Em sua gestão, Gustavo Capanema ficou conhecido pelos projetos políticos de reorganização do ensino no país, não só no sentido técnico e burocrático, mas no sentido de “mudança de mentalidade”. Como ele entendia a atuação do Estado na educação e o que isso pode nos ensinar?

A questão da presença do Estado na administração Capanema é partícula elementar, digamos assim, para que possamos compreender como o ministro da Educação operava. Conforme mostro no livro, Capanema estava convicto de que o papel do Estado deveria ser decisivo no processo político nacional – e ele abraça a agenda de que o poder central deve ter o controle das iniciativas e, obviamente, isso alcança a pasta da educação.
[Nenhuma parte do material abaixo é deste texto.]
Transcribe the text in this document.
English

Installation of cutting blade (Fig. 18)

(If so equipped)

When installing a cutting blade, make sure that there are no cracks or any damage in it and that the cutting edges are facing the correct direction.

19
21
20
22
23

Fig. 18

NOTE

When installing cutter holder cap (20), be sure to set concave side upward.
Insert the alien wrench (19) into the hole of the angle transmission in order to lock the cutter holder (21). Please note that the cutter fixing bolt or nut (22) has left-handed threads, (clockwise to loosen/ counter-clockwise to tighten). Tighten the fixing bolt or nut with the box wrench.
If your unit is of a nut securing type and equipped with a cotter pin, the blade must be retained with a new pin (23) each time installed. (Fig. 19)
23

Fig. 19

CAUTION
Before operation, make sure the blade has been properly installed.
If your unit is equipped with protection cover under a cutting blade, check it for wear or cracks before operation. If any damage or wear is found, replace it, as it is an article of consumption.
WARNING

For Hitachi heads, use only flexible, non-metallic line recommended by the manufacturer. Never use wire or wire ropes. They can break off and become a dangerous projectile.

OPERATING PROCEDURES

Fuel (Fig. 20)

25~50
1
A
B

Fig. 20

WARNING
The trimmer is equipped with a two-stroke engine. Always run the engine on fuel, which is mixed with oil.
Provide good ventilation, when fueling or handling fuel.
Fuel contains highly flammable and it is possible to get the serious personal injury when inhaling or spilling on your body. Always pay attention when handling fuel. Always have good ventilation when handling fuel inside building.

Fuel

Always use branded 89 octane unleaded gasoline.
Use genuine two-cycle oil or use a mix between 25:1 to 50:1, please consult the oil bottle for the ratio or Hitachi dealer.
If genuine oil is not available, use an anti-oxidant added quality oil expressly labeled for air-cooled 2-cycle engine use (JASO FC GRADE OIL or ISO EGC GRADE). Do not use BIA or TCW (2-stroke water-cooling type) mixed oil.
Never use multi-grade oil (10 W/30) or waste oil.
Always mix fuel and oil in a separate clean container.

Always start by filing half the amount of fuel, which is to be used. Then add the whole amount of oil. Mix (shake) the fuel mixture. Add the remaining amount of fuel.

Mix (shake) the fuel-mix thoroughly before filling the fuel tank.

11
Assim, no que tange à educação, Capanema buscou controlar todas as ações. Como consequência, todo e qualquer projeto de educação que ousasse escapar dessa proposição era confrontado e tirado de cena, num claro exemplo de como o poder opera. Importante: Capanema fez tudo isso não somente ancorado na capacidade técnica de gestão, mas, sobretudo, graças ao poder político do ministério.
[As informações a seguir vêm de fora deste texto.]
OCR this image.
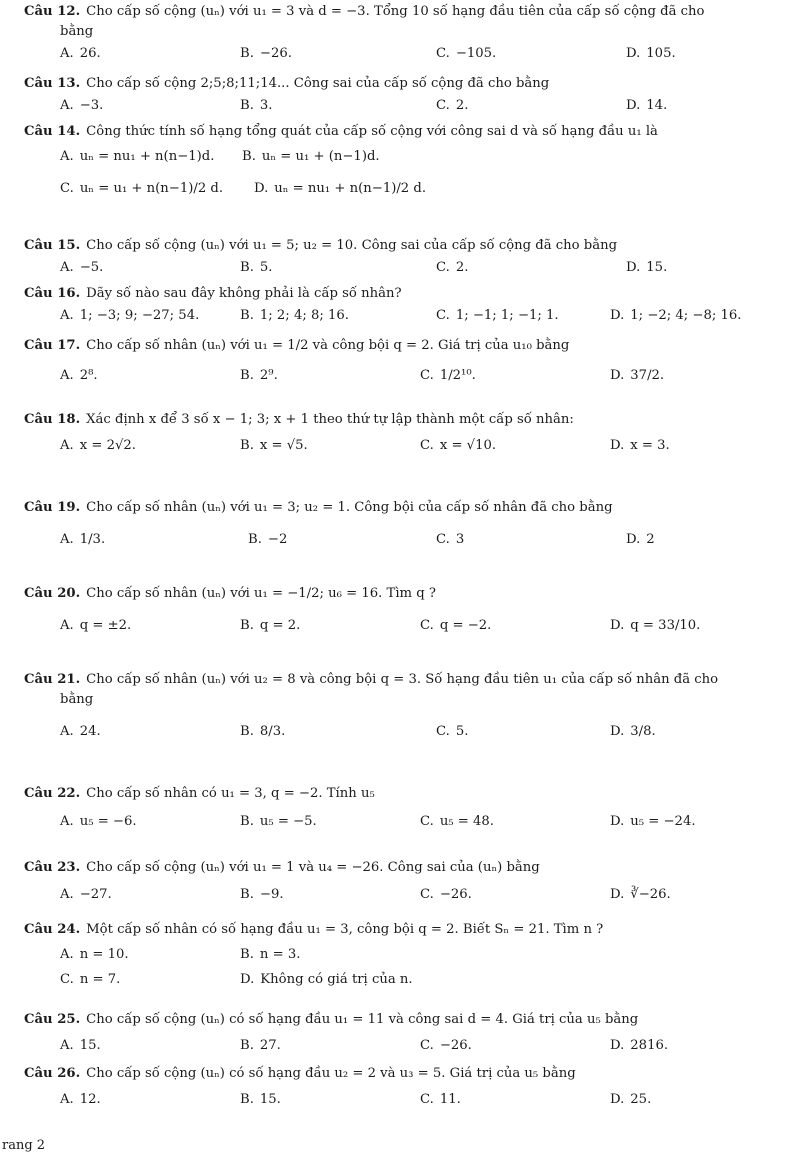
Câu 12. Cho cấp số cộng (uₙ) với u₁ = 3 và d = −3. Tổng 10 số hạng đầu tiên của cấp số cộng đã cho
bằng
A. 26.	B. −26.	C. −105.	D. 105.
Câu 13. Cho cấp số cộng 2;5;8;11;14... Công sai của cấp số cộng đã cho bằng
A. −3.	B. 3.	C. 2.	D. 14.
Câu 14. Công thức tính số hạng tổng quát của cấp số cộng với công sai d và số hạng đầu u₁ là
A. uₙ = nu₁ + n(n−1)d. B. uₙ = u₁ + (n−1)d.
C. uₙ = u₁ + n(n−1)/2 d. D. uₙ = nu₁ + n(n−1)/2 d.
Câu 15. Cho cấp số cộng (uₙ) với u₁ = 5; u₂ = 10. Công sai của cấp số cộng đã cho bằng
A. −5.	B. 5.	C. 2.	D. 15.
Câu 16. Dãy số nào sau đây không phải là cấp số nhân?
A. 1; −3; 9; −27; 54.	B. 1; 2; 4; 8; 16.	C. 1; −1; 1; −1; 1.	D. 1; −2; 4; −8; 16.
Câu 17. Cho cấp số nhân (uₙ) với u₁ = 1/2 và công bội q = 2. Giá trị của u₁₀ bằng
A. 2⁸.	B. 2⁹.	C. 1/2¹⁰.	D. 37/2.
Câu 18. Xác định x để 3 số x − 1; 3; x + 1 theo thứ tự lập thành một cấp số nhân:
A. x = 2√2.	B. x = √5.	C. x = √10.	D. x = 3.
Câu 19. Cho cấp số nhân (uₙ) với u₁ = 3; u₂ = 1. Công bội của cấp số nhân đã cho bằng
A. 1/3.	B. −2	C. 3	D. 2
Câu 20. Cho cấp số nhân (uₙ) với u₁ = −1/2; u₆ = 16. Tìm q ?
A. q = ±2.	B. q = 2.	C. q = −2.	D. q = 33/10.
Câu 21. Cho cấp số nhân (uₙ) với u₂ = 8 và công bội q = 3. Số hạng đầu tiên u₁ của cấp số nhân đã cho
bằng
A. 24.	B. 8/3.	C. 5.	D. 3/8.
Câu 22. Cho cấp số nhân có u₁ = 3, q = −2. Tính u₅
A. u₅ = −6.	B. u₅ = −5.	C. u₅ = 48.	D. u₅ = −24.
Câu 23. Cho cấp số cộng (uₙ) với u₁ = 1 và u₄ = −26. Công sai của (uₙ) bằng
A. −27.	B. −9.	C. −26.	D. ∛−26.
Câu 24. Một cấp số nhân có số hạng đầu u₁ = 3, công bội q = 2. Biết Sₙ = 21. Tìm n ?
A. n = 10.	B. n = 3.
C. n = 7.	D. Không có giá trị của n.
Câu 25. Cho cấp số cộng (uₙ) có số hạng đầu u₁ = 11 và công sai d = 4. Giá trị của u₅ bằng
A. 15.	B. 27.	C. −26.	D. 2816.
Câu 26. Cho cấp số cộng (uₙ) có số hạng đầu u₂ = 2 và u₃ = 5. Giá trị của u₅ bằng
A. 12.	B. 15.	C. 11.	D. 25.
rang 2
Além dos intelectuais modernistas ligados ao Estado Novo e a Capanema, o exemplo mais importante foi Carlos Drummond de Andrade. Houve uma associação com setores mais conservadores, inclusive com a Igreja Católica, em que se destacam as proeminentes figuras de Alceu Amoroso Lima e Padre Leonel Franca. Como você avalia essa tensão (ideológica entre modernistas e conservadores) — se é que podemos falar assim — considerando que Capanema buscou centralizar (estatizar) cada vez mais a educação brasileira?
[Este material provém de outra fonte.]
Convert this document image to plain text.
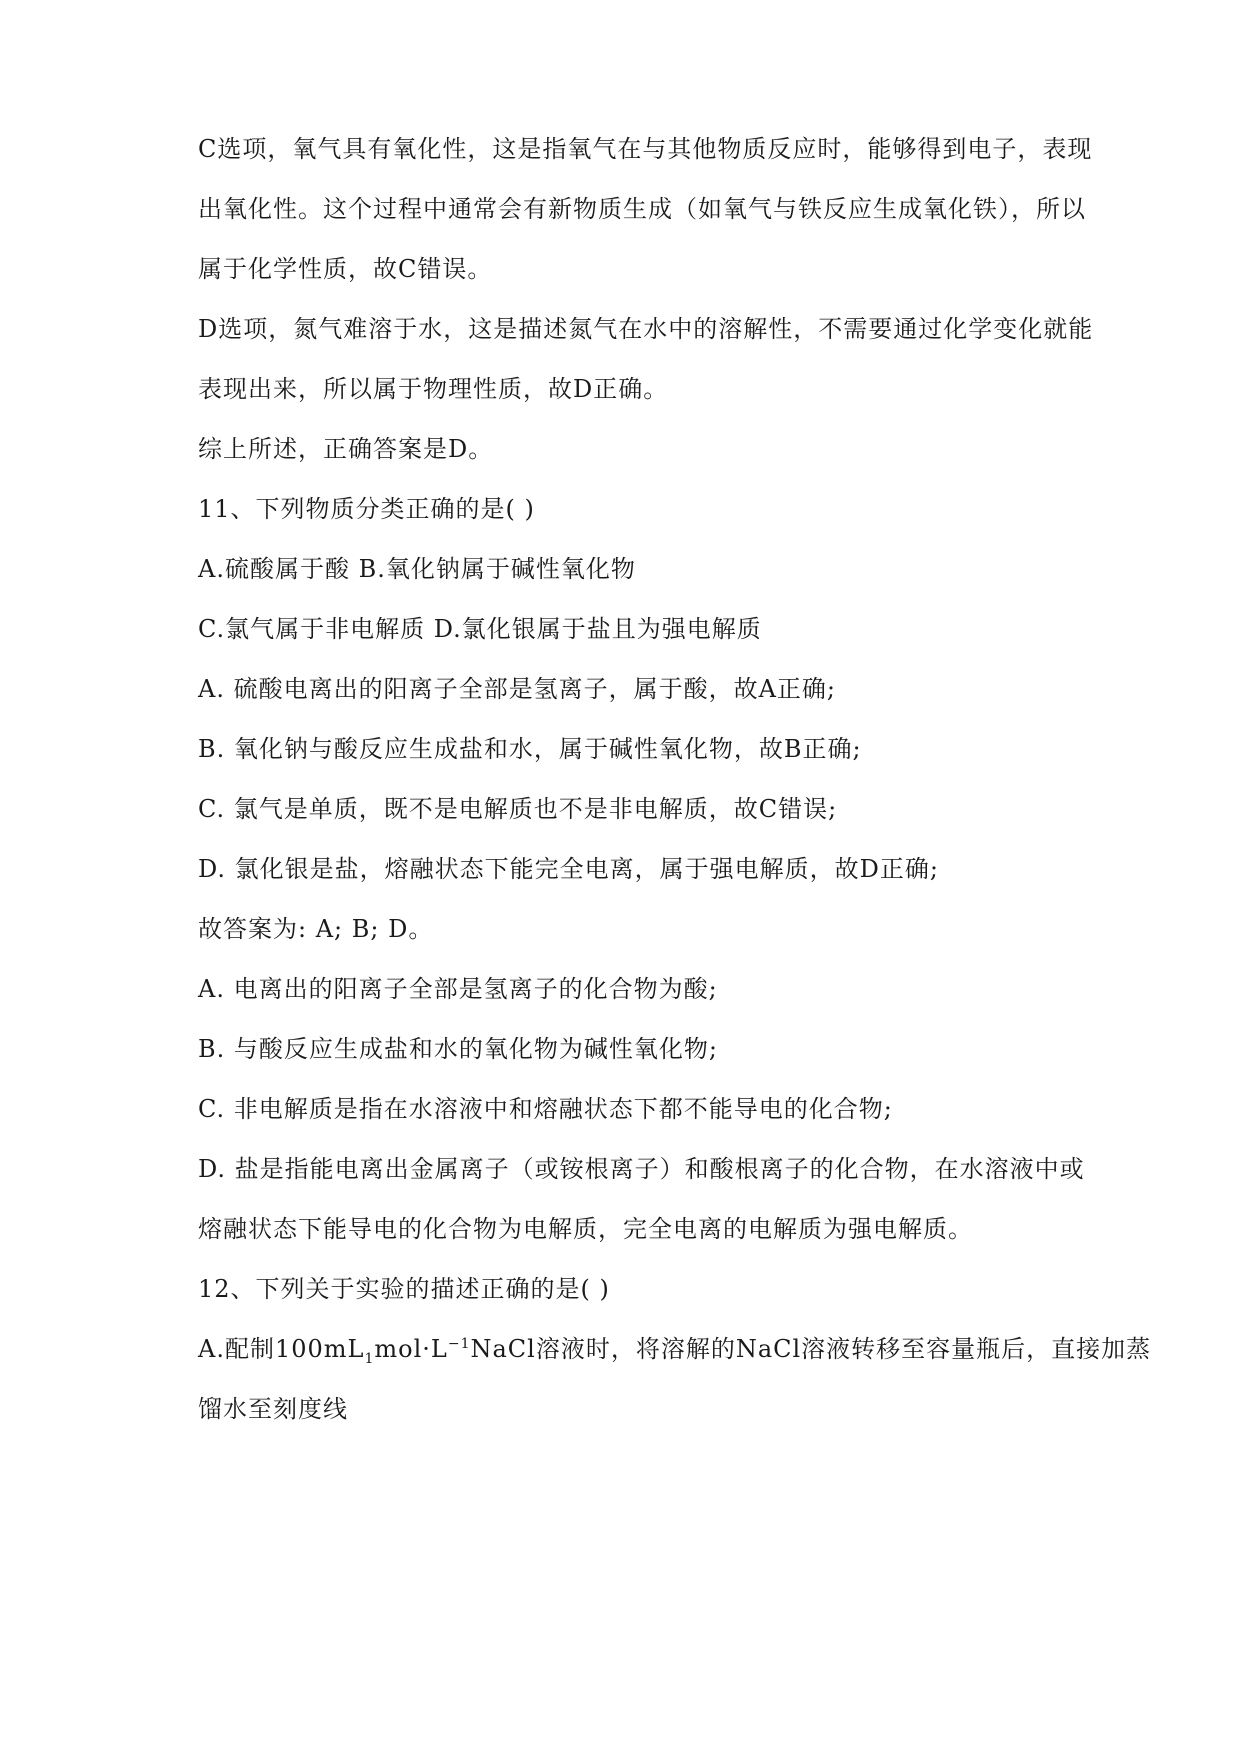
C选项，氧气具有氧化性，这是指氧气在与其他物质反应时，能够得到电子，表现
出氧化性。这个过程中通常会有新物质生成（如氧气与铁反应生成氧化铁），所以
属于化学性质，故C错误。
D选项，氮气难溶于水，这是描述氮气在水中的溶解性，不需要通过化学变化就能
表现出来，所以属于物理性质，故D正确。
综上所述，正确答案是D。
11、下列物质分类正确的是( )
A.硫酸属于酸 B.氧化钠属于碱性氧化物
C.氯气属于非电解质 D.氯化银属于盐且为强电解质
A. 硫酸电离出的阳离子全部是氢离子，属于酸，故A正确;
B. 氧化钠与酸反应生成盐和水，属于碱性氧化物，故B正确;
C. 氯气是单质，既不是电解质也不是非电解质，故C错误;
D. 氯化银是盐，熔融状态下能完全电离，属于强电解质，故D正确;
故答案为: A; B; D。
A. 电离出的阳离子全部是氢离子的化合物为酸;
B. 与酸反应生成盐和水的氧化物为碱性氧化物;
C. 非电解质是指在水溶液中和熔融状态下都不能导电的化合物;
D. 盐是指能电离出金属离子（或铵根离子）和酸根离子的化合物，在水溶液中或
熔融状态下能导电的化合物为电解质，完全电离的电解质为强电解质。
12、下列关于实验的描述正确的是( )
A.配制$100mL_1mol\cdot L^{-1}NaCl$溶液时，将溶解的NaCl溶液转移至容量瓶后，直接加蒸
馏水至刻度线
Gustavo Capanema foi confrontado por essas correntes de pensamento durante a sua gestão e, por necessidade, teve de encontrar o caminho do meio para lidar com essa disputa. É correto assinalar que, exatamente por ter sido recomendado por um dos próceres da Igreja Católica (Alceu Amoroso Lima) e também graças à sua convicção, Capanema abriu espaço para a influência dessa instituição no âmbito das universidades, por exemplo. Em contrapartida, também deu abrigo para as lideranças intelectuais que, alinhados à agenda “progressista”, como diríamos hoje, consolidaram todo um aparato cultural em linha com os ideais do modernismo. A sua pergunta faz menção a esses dois personagens fundamentais: Alceu Amoroso Lima e Carlos Drummond de Andrade. Em um determinado episódio, o poeta chegou mesmo a pedir demissão do cargo, quando Alceu Amoroso Lima fez no Ministério da Educação uma palestra contra o comunismo – só que Capanema não aceitou. As convicções políticas eram, sem dúvida alguma, importantes, mas tanto quanto isso havia a questão de amizade entre Capanema e Drummond – e, no caso desses dois, isso valia muito. De igual modo, Alceu Amoroso Lima jamais foi alijado do poder, porque existia ali uma relação de lealdade de Capanema para com Alceu Amoroso Lima, que foi um dos responsáveis para que chegasse ao cargo de ministro da Educação e Saúde.

O que herdamos de Gustavo Capanema?

Quando olhamos a trajetória de Gustavo Capanema, talvez seja sedutor imaginar que sua gestão à frente do Ministério da Educação e Saúde foi bem-sucedida exatamente porque não viveu momentos tão tensionados como os nossos. Ocorre que ele também enfrentou as dificuldades inerentes ao cargo tendo como principal eixo o cuidado de não se deixar levar por nenhuma das correntes que disputavam poder no ministério – até mesmo porque ele próprio tinha suas convicções. Creio que é justo afirmar que a passagem de Capanema pelo Ministério da Educação conferiu à pasta um status de estima permanente – a ponto de, até mesmo nos nossos dias, ser um dos departamentos da administração pública mais sensíveis à tensão política. Ao mesmo tempo, do ponto de vista político, herdamos de Gustavo Capanema uma tradição muito cara aos políticos mineiros, uma espécie de elogio da conciliação.